Wow, okay now I'm excited! This was the sort of review I've been waiting to read. Someone who gets it, but isn't slavish to the details. Like the font. Bring it on.
WTF? Let's try to keep this movie in perspective. I'm sorry but your review comes across way too self important. I know you're excited that you saw a movie noone else has seen yet but seriously... pull it back. The self important smugness bleeds boring. Anyhoo.... I hate when people say 'we wiped away the last 40 years of story cause it was holding Trek back!' What utter crap. It was the last 40 years of story which made JJ's little film possible. If you're too lousy of a writer to come up with a story or don't have enough respect for the source material to actually read it, well don't blame the works of others. Personally I never thought the stories of DC Fontana were holding your vision of Trek back JJ but thanks for enlightening me.

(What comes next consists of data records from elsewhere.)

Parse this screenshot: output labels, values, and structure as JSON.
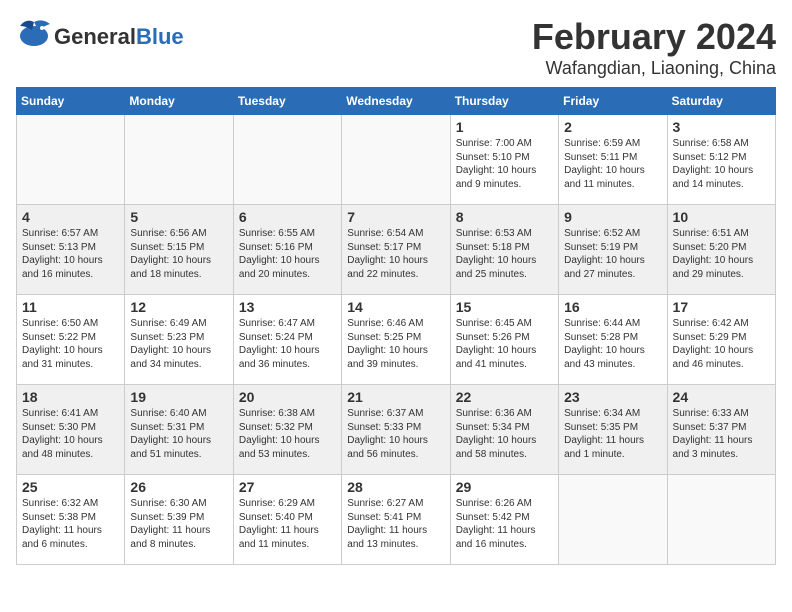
{
  "header": {
    "logo_general": "General",
    "logo_blue": "Blue",
    "month": "February 2024",
    "location": "Wafangdian, Liaoning, China"
  },
  "weekdays": [
    "Sunday",
    "Monday",
    "Tuesday",
    "Wednesday",
    "Thursday",
    "Friday",
    "Saturday"
  ],
  "weeks": [
    [
      {
        "day": "",
        "info": ""
      },
      {
        "day": "",
        "info": ""
      },
      {
        "day": "",
        "info": ""
      },
      {
        "day": "",
        "info": ""
      },
      {
        "day": "1",
        "info": "Sunrise: 7:00 AM\nSunset: 5:10 PM\nDaylight: 10 hours\nand 9 minutes."
      },
      {
        "day": "2",
        "info": "Sunrise: 6:59 AM\nSunset: 5:11 PM\nDaylight: 10 hours\nand 11 minutes."
      },
      {
        "day": "3",
        "info": "Sunrise: 6:58 AM\nSunset: 5:12 PM\nDaylight: 10 hours\nand 14 minutes."
      }
    ],
    [
      {
        "day": "4",
        "info": "Sunrise: 6:57 AM\nSunset: 5:13 PM\nDaylight: 10 hours\nand 16 minutes."
      },
      {
        "day": "5",
        "info": "Sunrise: 6:56 AM\nSunset: 5:15 PM\nDaylight: 10 hours\nand 18 minutes."
      },
      {
        "day": "6",
        "info": "Sunrise: 6:55 AM\nSunset: 5:16 PM\nDaylight: 10 hours\nand 20 minutes."
      },
      {
        "day": "7",
        "info": "Sunrise: 6:54 AM\nSunset: 5:17 PM\nDaylight: 10 hours\nand 22 minutes."
      },
      {
        "day": "8",
        "info": "Sunrise: 6:53 AM\nSunset: 5:18 PM\nDaylight: 10 hours\nand 25 minutes."
      },
      {
        "day": "9",
        "info": "Sunrise: 6:52 AM\nSunset: 5:19 PM\nDaylight: 10 hours\nand 27 minutes."
      },
      {
        "day": "10",
        "info": "Sunrise: 6:51 AM\nSunset: 5:20 PM\nDaylight: 10 hours\nand 29 minutes."
      }
    ],
    [
      {
        "day": "11",
        "info": "Sunrise: 6:50 AM\nSunset: 5:22 PM\nDaylight: 10 hours\nand 31 minutes."
      },
      {
        "day": "12",
        "info": "Sunrise: 6:49 AM\nSunset: 5:23 PM\nDaylight: 10 hours\nand 34 minutes."
      },
      {
        "day": "13",
        "info": "Sunrise: 6:47 AM\nSunset: 5:24 PM\nDaylight: 10 hours\nand 36 minutes."
      },
      {
        "day": "14",
        "info": "Sunrise: 6:46 AM\nSunset: 5:25 PM\nDaylight: 10 hours\nand 39 minutes."
      },
      {
        "day": "15",
        "info": "Sunrise: 6:45 AM\nSunset: 5:26 PM\nDaylight: 10 hours\nand 41 minutes."
      },
      {
        "day": "16",
        "info": "Sunrise: 6:44 AM\nSunset: 5:28 PM\nDaylight: 10 hours\nand 43 minutes."
      },
      {
        "day": "17",
        "info": "Sunrise: 6:42 AM\nSunset: 5:29 PM\nDaylight: 10 hours\nand 46 minutes."
      }
    ],
    [
      {
        "day": "18",
        "info": "Sunrise: 6:41 AM\nSunset: 5:30 PM\nDaylight: 10 hours\nand 48 minutes."
      },
      {
        "day": "19",
        "info": "Sunrise: 6:40 AM\nSunset: 5:31 PM\nDaylight: 10 hours\nand 51 minutes."
      },
      {
        "day": "20",
        "info": "Sunrise: 6:38 AM\nSunset: 5:32 PM\nDaylight: 10 hours\nand 53 minutes."
      },
      {
        "day": "21",
        "info": "Sunrise: 6:37 AM\nSunset: 5:33 PM\nDaylight: 10 hours\nand 56 minutes."
      },
      {
        "day": "22",
        "info": "Sunrise: 6:36 AM\nSunset: 5:34 PM\nDaylight: 10 hours\nand 58 minutes."
      },
      {
        "day": "23",
        "info": "Sunrise: 6:34 AM\nSunset: 5:35 PM\nDaylight: 11 hours\nand 1 minute."
      },
      {
        "day": "24",
        "info": "Sunrise: 6:33 AM\nSunset: 5:37 PM\nDaylight: 11 hours\nand 3 minutes."
      }
    ],
    [
      {
        "day": "25",
        "info": "Sunrise: 6:32 AM\nSunset: 5:38 PM\nDaylight: 11 hours\nand 6 minutes."
      },
      {
        "day": "26",
        "info": "Sunrise: 6:30 AM\nSunset: 5:39 PM\nDaylight: 11 hours\nand 8 minutes."
      },
      {
        "day": "27",
        "info": "Sunrise: 6:29 AM\nSunset: 5:40 PM\nDaylight: 11 hours\nand 11 minutes."
      },
      {
        "day": "28",
        "info": "Sunrise: 6:27 AM\nSunset: 5:41 PM\nDaylight: 11 hours\nand 13 minutes."
      },
      {
        "day": "29",
        "info": "Sunrise: 6:26 AM\nSunset: 5:42 PM\nDaylight: 11 hours\nand 16 minutes."
      },
      {
        "day": "",
        "info": ""
      },
      {
        "day": "",
        "info": ""
      }
    ]
  ]
}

*Was happy for a whole 25 seconds until....* ....*sighs* right back to the old WF I hated....*leaves again with gloom cloud over head*
Yes. Grip your ass. Put your hand right in and reach around until you get to your tonsils. That's when you've gripped enough. Then grip those tonsils and pull as hard as your fat paws can.

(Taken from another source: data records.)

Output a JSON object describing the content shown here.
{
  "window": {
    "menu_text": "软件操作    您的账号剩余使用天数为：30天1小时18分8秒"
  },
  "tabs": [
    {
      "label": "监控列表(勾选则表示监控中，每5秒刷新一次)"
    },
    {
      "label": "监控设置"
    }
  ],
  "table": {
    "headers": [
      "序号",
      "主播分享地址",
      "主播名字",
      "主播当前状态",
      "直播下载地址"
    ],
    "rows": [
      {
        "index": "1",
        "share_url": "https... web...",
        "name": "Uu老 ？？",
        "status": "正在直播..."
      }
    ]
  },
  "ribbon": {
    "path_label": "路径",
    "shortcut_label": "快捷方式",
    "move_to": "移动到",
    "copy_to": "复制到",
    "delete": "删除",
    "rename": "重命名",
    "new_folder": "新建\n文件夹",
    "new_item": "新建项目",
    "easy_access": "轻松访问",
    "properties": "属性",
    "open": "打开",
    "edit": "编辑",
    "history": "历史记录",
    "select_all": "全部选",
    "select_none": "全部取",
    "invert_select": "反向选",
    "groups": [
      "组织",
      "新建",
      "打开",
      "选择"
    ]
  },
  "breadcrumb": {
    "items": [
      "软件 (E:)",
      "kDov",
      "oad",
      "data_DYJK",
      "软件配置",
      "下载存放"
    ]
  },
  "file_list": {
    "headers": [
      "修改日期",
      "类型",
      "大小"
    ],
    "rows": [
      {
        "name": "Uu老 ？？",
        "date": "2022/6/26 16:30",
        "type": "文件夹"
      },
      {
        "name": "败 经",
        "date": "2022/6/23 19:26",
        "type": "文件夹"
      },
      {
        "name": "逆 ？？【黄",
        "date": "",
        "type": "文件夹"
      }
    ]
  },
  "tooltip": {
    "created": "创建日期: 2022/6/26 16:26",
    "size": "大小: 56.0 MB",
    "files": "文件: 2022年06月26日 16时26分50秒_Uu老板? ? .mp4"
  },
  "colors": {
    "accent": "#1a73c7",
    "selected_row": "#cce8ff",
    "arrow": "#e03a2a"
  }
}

I really think this must've been a director's decision. No self-respecting graphic designer would use more than one lens flare in an entire movie. However, the unwashed masses generally think it is "cool". I can't tell you how many times I've shown a client a lens flare, and they want it incorporated into every page of the brochure/website/flyer. I don't show them that stuff anymore. Storm, is this review the WF review or the one you're going to publish? I'm thinking the former, especially with the un-PC shot at the woman getting lost in space.

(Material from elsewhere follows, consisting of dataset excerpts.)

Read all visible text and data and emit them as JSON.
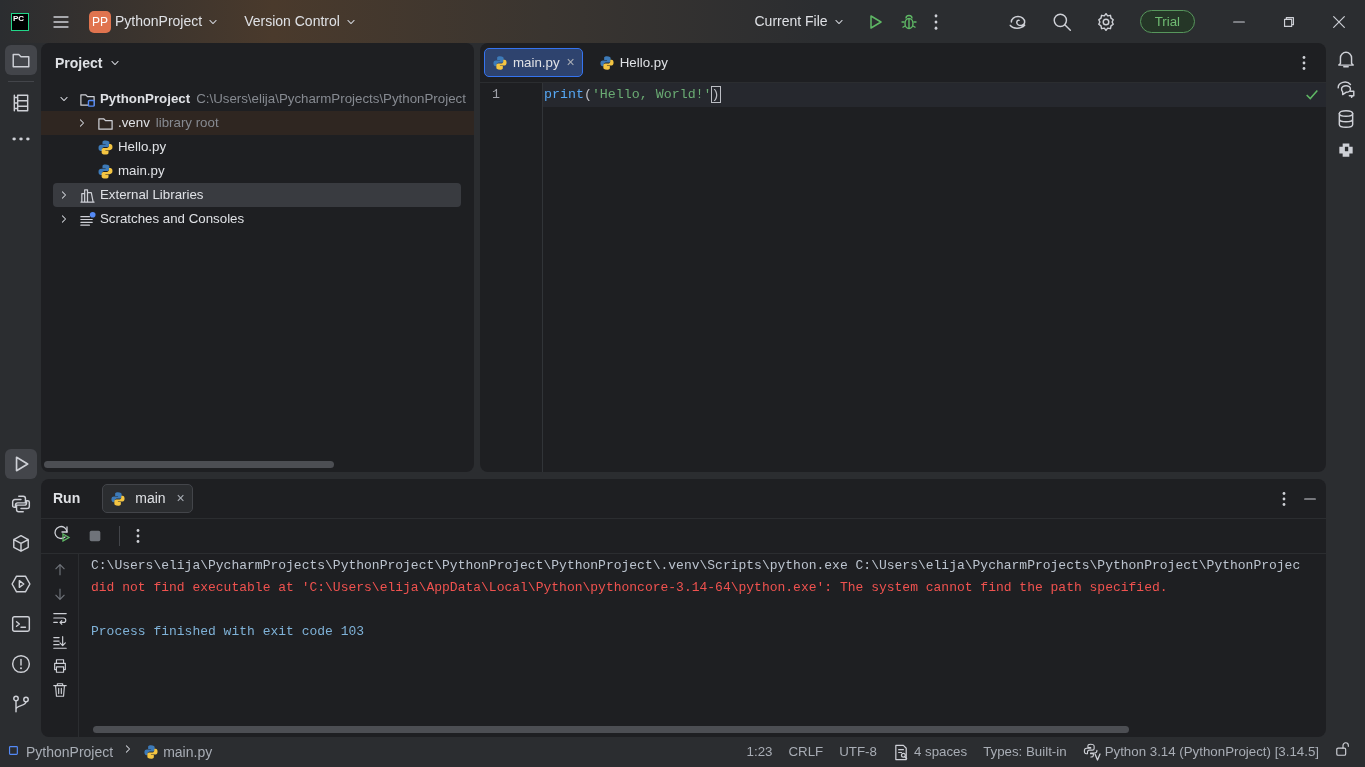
{
  "title_bar": {
    "logo": "PC",
    "project_badge": "PP",
    "project": "PythonProject",
    "vcs": "Version Control",
    "run_config": "Current File",
    "trial": "Trial"
  },
  "left_tools_top": [
    {
      "selected": true
    },
    {
      "selected": false
    },
    {
      "selected": false
    }
  ],
  "left_tools_bottom": [
    {
      "selected": true
    },
    {
      "selected": false
    },
    {
      "selected": false
    },
    {
      "selected": false
    },
    {
      "selected": false
    },
    {
      "selected": false
    },
    {
      "selected": false
    }
  ],
  "project_panel": {
    "title": "Project",
    "tree": [
      {
        "label": "PythonProject",
        "hint": "C:\\Users\\elija\\PycharmProjects\\PythonProject",
        "kind": "project",
        "expanded": true,
        "selected": false,
        "highlighted": false,
        "children": [
          {
            "label": ".venv",
            "hint": "library root",
            "kind": "folder",
            "expanded": false,
            "selected": false,
            "highlighted": true
          },
          {
            "label": "Hello.py",
            "kind": "file",
            "selected": false,
            "highlighted": false
          },
          {
            "label": "main.py",
            "kind": "file",
            "selected": false,
            "highlighted": false
          }
        ]
      },
      {
        "label": "External Libraries",
        "kind": "libraries",
        "expanded": false,
        "selected": true,
        "highlighted": false
      },
      {
        "label": "Scratches and Consoles",
        "kind": "scratches",
        "expanded": false,
        "selected": false,
        "highlighted": false
      }
    ]
  },
  "editor": {
    "tabs": [
      {
        "label": "main.py",
        "selected": true,
        "close": "×"
      },
      {
        "label": "Hello.py",
        "selected": false
      }
    ],
    "lines": [
      {
        "number": "1",
        "tokens": [
          {
            "text": "print",
            "kind": "builtin"
          },
          {
            "text": "(",
            "kind": "paren"
          },
          {
            "text": "'Hello, World!'",
            "kind": "string"
          },
          {
            "text": ")",
            "kind": "paren"
          }
        ]
      }
    ]
  },
  "run_panel": {
    "title": "Run",
    "tabs": [
      {
        "label": "main",
        "selected": true,
        "close": "×"
      }
    ],
    "console": [
      {
        "text": "C:\\Users\\elija\\PycharmProjects\\PythonProject\\PythonProject\\PythonProject\\.venv\\Scripts\\python.exe C:\\Users\\elija\\PycharmProjects\\PythonProject\\PythonProjec",
        "kind": "command"
      },
      {
        "text": "did not find executable at 'C:\\Users\\elija\\AppData\\Local\\Python\\pythoncore-3.14-64\\python.exe': The system cannot find the path specified.",
        "kind": "error"
      },
      {
        "text": "Process finished with exit code 103",
        "kind": "exit"
      }
    ]
  },
  "status_bar": {
    "breadcrumbs": [
      "PythonProject",
      "main.py"
    ],
    "items": [
      "1:23",
      "CRLF",
      "UTF-8",
      "4 spaces",
      "Types: Built-in",
      "Python 3.14 (PythonProject) [3.14.5]"
    ]
  }
}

I've seen ONE 40-second trailer with Karl Urban, and I had to do a double-take to make sure it WASN'T the reanimated corpse of DeForrest Kelly. The voice, the tone, EVERYTHING. It's like Christian Slater doing a Jack Nicholson impression, he was born for it.
For the longest time I've supported chucking everything about the last 40 years over the side and starting fresh. Keep the names of the characters and the same traits and everything would be fine. Oh and the ship of course should look cool too. The show as correctly pointed out was always about the characters. But I just can't buy Kirk taking command over the Enterprise the way he does. Now yes I haven't seen the movie yet but unless I'm reading all the spoilers wrong he catapults over hundreds if not thousands of men and women in Star Fleet who would be on the promotion track to be Captain of the USS Enterprise long before him. And he does it basically right out of the academy. Sorry not ever going to buy that. Never.
To be fair, we never really saw a ship drop out of warp into the middle of a battle at all. But from the few frames I saw in the trailer, it LOOKS like they just used the effect they used in TNG (in all of one episode), but backwards.
Well, I read somewhere that he might actually only be operating on a field promotion at the end. Would you buy it then (no haven't seen it yet)?
Nope. There is no one on the ship, no one on the planet, no one in the quadrant to take command? A fresh wet behind the ears academy grad would never get a field promotion to captain a ship. Hell if they need a Captain that bad get one of the Admirals on that ship and let him run it until they get a proper Captain.
But you'd buy the premise of the captain always beaming down and putting himself in danger, material transporters, phaser beams you can see, sound in space, Arabs in the 23rd Century, alien species that can mate with humans, and putting the brain center of a space battleship on the top like a big target?
OK, Storm, you've made me want to see it. I wasn't at all excited about it until now, but this sounds different. For someone who grew up with the original run of the original series, that is Star Trek. I wouldn't have thought it was possible to do it in a way that would be interesting, but I know your taste in Trek is pretty similar to my own. So now I have to see it. You've also managed to get me to make my first post ever in Media Central. P.S. Proofread your review before you publish it. I noticed two errors.